All students should ensure that they have taken at least one linear algebra course (e.g. MAT-1200) and one basic statistics course (e.g. STT-1000), as most data analysis methods are based on these concepts.

Students should also have some familiarity with basic algorithmic concepts, as well as with (at least) one programming language.

Specific objectives

By the end of the course, students should be able to:

  • understand and describe the theoretical foundations of the data analysis methods studied;
  • correctly identify situations where the use of these methods is indicated;
  • use a programming language effectively to implement these methods;
  • analyze and interpret the results of analysis;
  • formulate the conclusions of the analysis in writing, within the limits of the methodology.

Computer equipment

You may need a computer, speakers or headphones, a microphone, a webcam and a wired broadband or wireless Internet connection.

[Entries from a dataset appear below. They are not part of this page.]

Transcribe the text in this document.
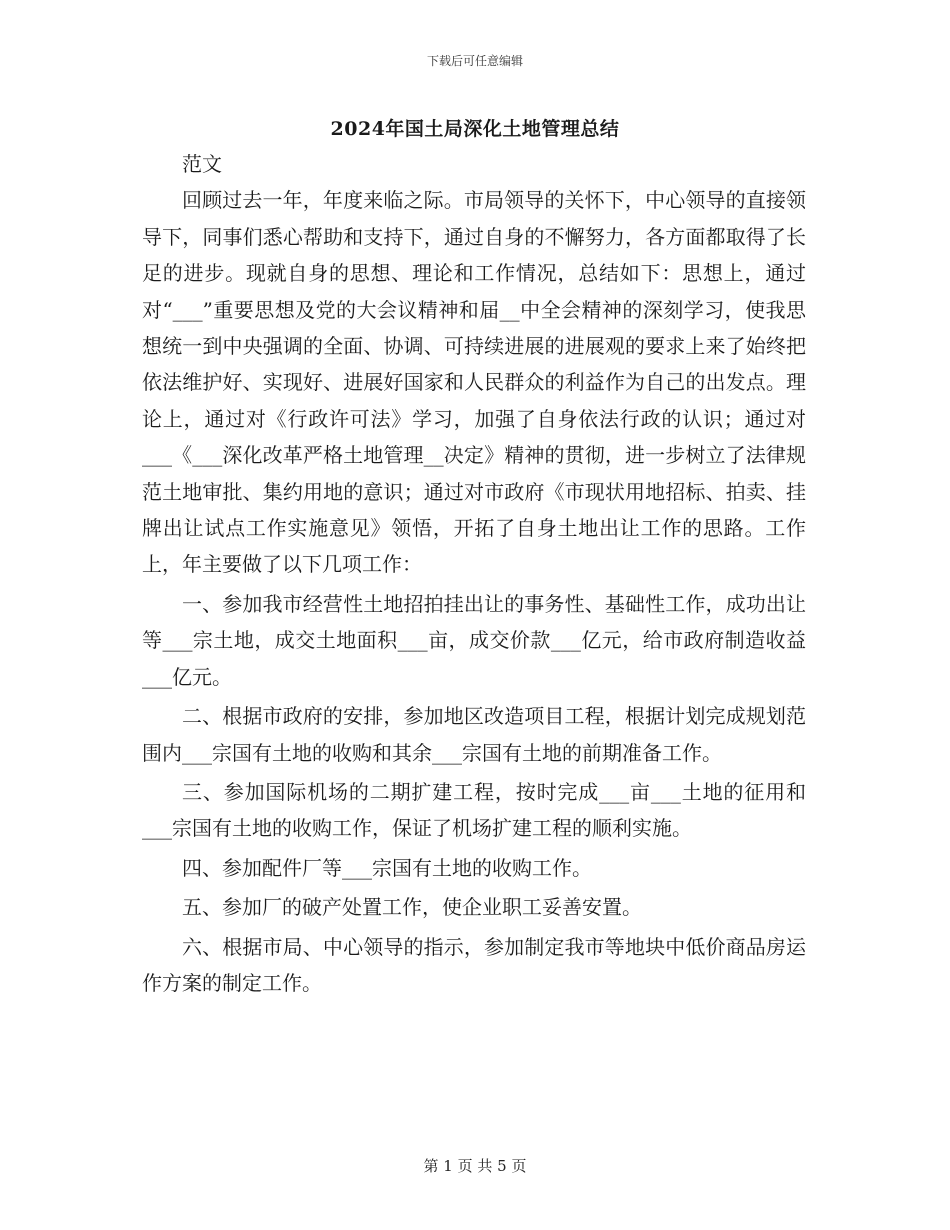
下载后可任意编辑
2024年国土局深化土地管理总结

范文

回顾过去一年，年度来临之际。市局领导的关怀下，中心领导的直接领导下，同事们悉心帮助和支持下，通过自身的不懈努力，各方面都取得了长足的进步。现就自身的思想、理论和工作情况，总结如下：思想上，通过对“___”重要思想及党的大会议精神和届__中全会精神的深刻学习，使我思想统一到中央强调的全面、协调、可持续进展的进展观的要求上来了始终把依法维护好、实现好、进展好国家和人民群众的利益作为自己的出发点。理论上，通过对《行政许可法》学习，加强了自身依法行政的认识；通过对___《___深化改革严格土地管理__决定》精神的贯彻，进一步树立了法律规范土地审批、集约用地的意识；通过对市政府《市现状用地招标、拍卖、挂牌出让试点工作实施意见》领悟，开拓了自身土地出让工作的思路。工作上，年主要做了以下几项工作：

一、参加我市经营性土地招拍挂出让的事务性、基础性工作，成功出让等___宗土地，成交土地面积___亩，成交价款___亿元，给市政府制造收益___亿元。

二、根据市政府的安排，参加地区改造项目工程，根据计划完成规划范围内___宗国有土地的收购和其余___宗国有土地的前期准备工作。

三、参加国际机场的二期扩建工程，按时完成___亩___土地的征用和___宗国有土地的收购工作，保证了机场扩建工程的顺利实施。

四、参加配件厂等___宗国有土地的收购工作。

五、参加厂的破产处置工作，使企业职工妥善安置。

六、根据市局、中心领导的指示，参加制定我市等地块中低价商品房运作方案的制定工作。

第 1 页 共 5 页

To check the minimum configuration parameters for your operating system, please visit this page.

In addition, this course may require specific software requirements, which will be described in other sections of the course outline as appropriate.

How it works

Classes and exams will take place face-to-face on Tuesday and Friday mornings, but materials will be available online. In general, the Friday session will be a lecture session, and the Tuesday session will be dedicated to practical exercises carried out independently by students with the support of the teacher.

Pedagogical approaches

The preferred teaching approach is interactive lectures (Fridays) alternating with laboratory periods (Tuesdays). The pedagogical approach is very much geared to active learning and requires sustained commitment from students throughout the session.